É. Esse namoro aí é imbecil.
— Um pouco piegas, talvez...
Não. Imbecil, mesmo.
— Porque o cara é do tipo que ainda manda flores?
Detesto flores.
— Eu sei. Mas ele, não.
Corte esse namoro.
— Já mudei o título...
Suprima o namoro.
— Aí a mensagem de perdão, que quero passar, some...
Literatura não tem que ter mensagem.
— Mas sempre há mensagem...
Pois o leitor que a ache, com lupa.
— E pensar que você já foi um escritor engajado...
Erro de extrema juventude, meu amor, isso.
— Não sou mais tão jovem, eu, é certo.
Você é linda!
— Olhe, se eu encerrar aqui, perco o desfecho.
Fecha no clímax...
— O leitor não gosta assim, eu acho.
E a vida?
— Que é que tem a vida?
A vida por acaso é do jeito que gostamos?
— Estou falando de literatura.
Ah, tá...
— Certo. Namoro eliminado. E agora?
Agora é podar a segunda página.
— Inteira?
É. Conto não é oceano que se derrama, mas dique que o contém.
— Viva! Você gostou da minha frase de abertura!

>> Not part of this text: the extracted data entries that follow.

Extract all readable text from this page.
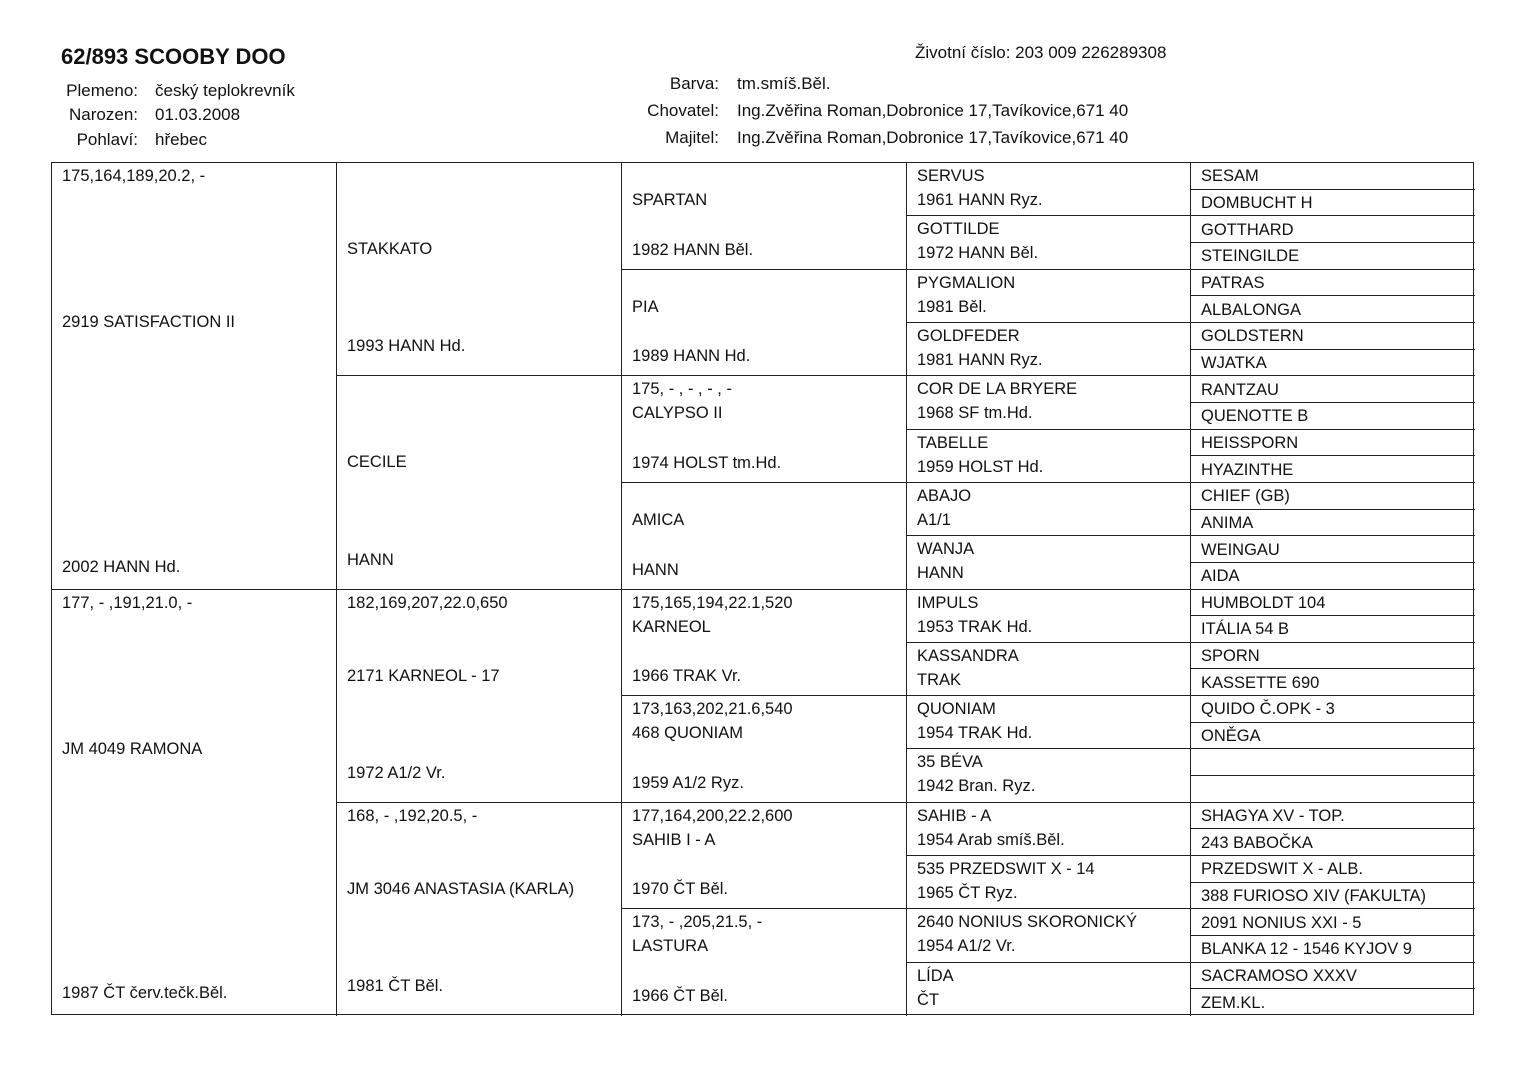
62/893 SCOOBY DOO	Životní číslo: 203 009 226289308
Plemeno: český teplokrevník
Narozen: 01.03.2008
Pohlaví: hřebec
Barva: tm.smíš.Běl.
Chovatel: Ing.Zvěřina Roman,Dobronice 17,Tavíkovice,671 40
Majitel: Ing.Zvěřina Roman,Dobronice 17,Tavíkovice,671 40
175,164,189,20.2, -
2919 SATISFACTION II
2002 HANN Hd.
177, - ,191,21.0, -
JM 4049 RAMONA
1987 ČT červ.tečk.Běl.
STAKKATO
1993 HANN Hd.
CECILE
HANN
182,169,207,22.0,650
2171 KARNEOL - 17
1972 A1/2 Vr.
168, - ,192,20.5, -
JM 3046 ANASTASIA (KARLA)
1981 ČT Běl.
SPARTAN
1982 HANN Běl.
PIA
1989 HANN Hd.
175, - , - , - , -
CALYPSO II
1974 HOLST tm.Hd.
AMICA
HANN
175,165,194,22.1,520
KARNEOL
1966 TRAK Vr.
173,163,202,21.6,540
468 QUONIAM
1959 A1/2 Ryz.
177,164,200,22.2,600
SAHIB I - A
1970 ČT Běl.
173, - ,205,21.5, -
LASTURA
1966 ČT Běl.
SERVUS
1961 HANN Ryz.
GOTTILDE
1972 HANN Běl.
PYGMALION
1981 Běl.
GOLDFEDER
1981 HANN Ryz.
COR DE LA BRYERE
1968 SF tm.Hd.
TABELLE
1959 HOLST Hd.
ABAJO
A1/1
WANJA
HANN
IMPULS
1953 TRAK Hd.
KASSANDRA
TRAK
QUONIAM
1954 TRAK Hd.
35 BÉVA
1942 Bran. Ryz.
SAHIB - A
1954 Arab smíš.Běl.
535 PRZEDSWIT X - 14
1965 ČT Ryz.
2640 NONIUS SKORONICKÝ
1954 A1/2 Vr.
LÍDA
ČT
SESAM
DOMBUCHT H
GOTTHARD
STEINGILDE
PATRAS
ALBALONGA
GOLDSTERN
WJATKA
RANTZAU
QUENOTTE B
HEISSPORN
HYAZINTHE
CHIEF (GB)
ANIMA
WEINGAU
AIDA
HUMBOLDT 104
ITÁLIA 54 B
SPORN
KASSETTE 690
QUIDO Č.OPK - 3
ONĚGA
SHAGYA XV - TOP.
243 BABOČKA
PRZEDSWIT X - ALB.
388 FURIOSO XIV (FAKULTA)
2091 NONIUS XXI - 5
BLANKA 12 - 1546 KYJOV 9
SACRAMOSO XXXV
ZEM.KL.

Conto com duas páginas já é oceano que se derrama...
— Se eu fizer assim, não destruo o clímax?
Para criar, destruir é preciso.
— Mamalujo bateu a porta atrás de si.
Ponto final.
­— E o leitor?
O leitor que preencha as lacunas, ora.
— Não pode ser assim...
Deve. Ou você escreve para vender sabonete?
— Lá vem me acusar de publicitária...
E não é?
— Tá bom. Fora, clímax!
Agora, inscreva o conto.
— Tenho chance?
Não, mas tem um conto.
— Quero ganhar!
Então mantenha o título original, reponha o namoro imbecil, preserve o clímax e deixe aí, intocado, o tal desfecho.
— Acha que ganho?
Com esse texto de primeira mijada, sim.
— Você os subestima...
Eles merecem. Vamos beber?
— Vamos.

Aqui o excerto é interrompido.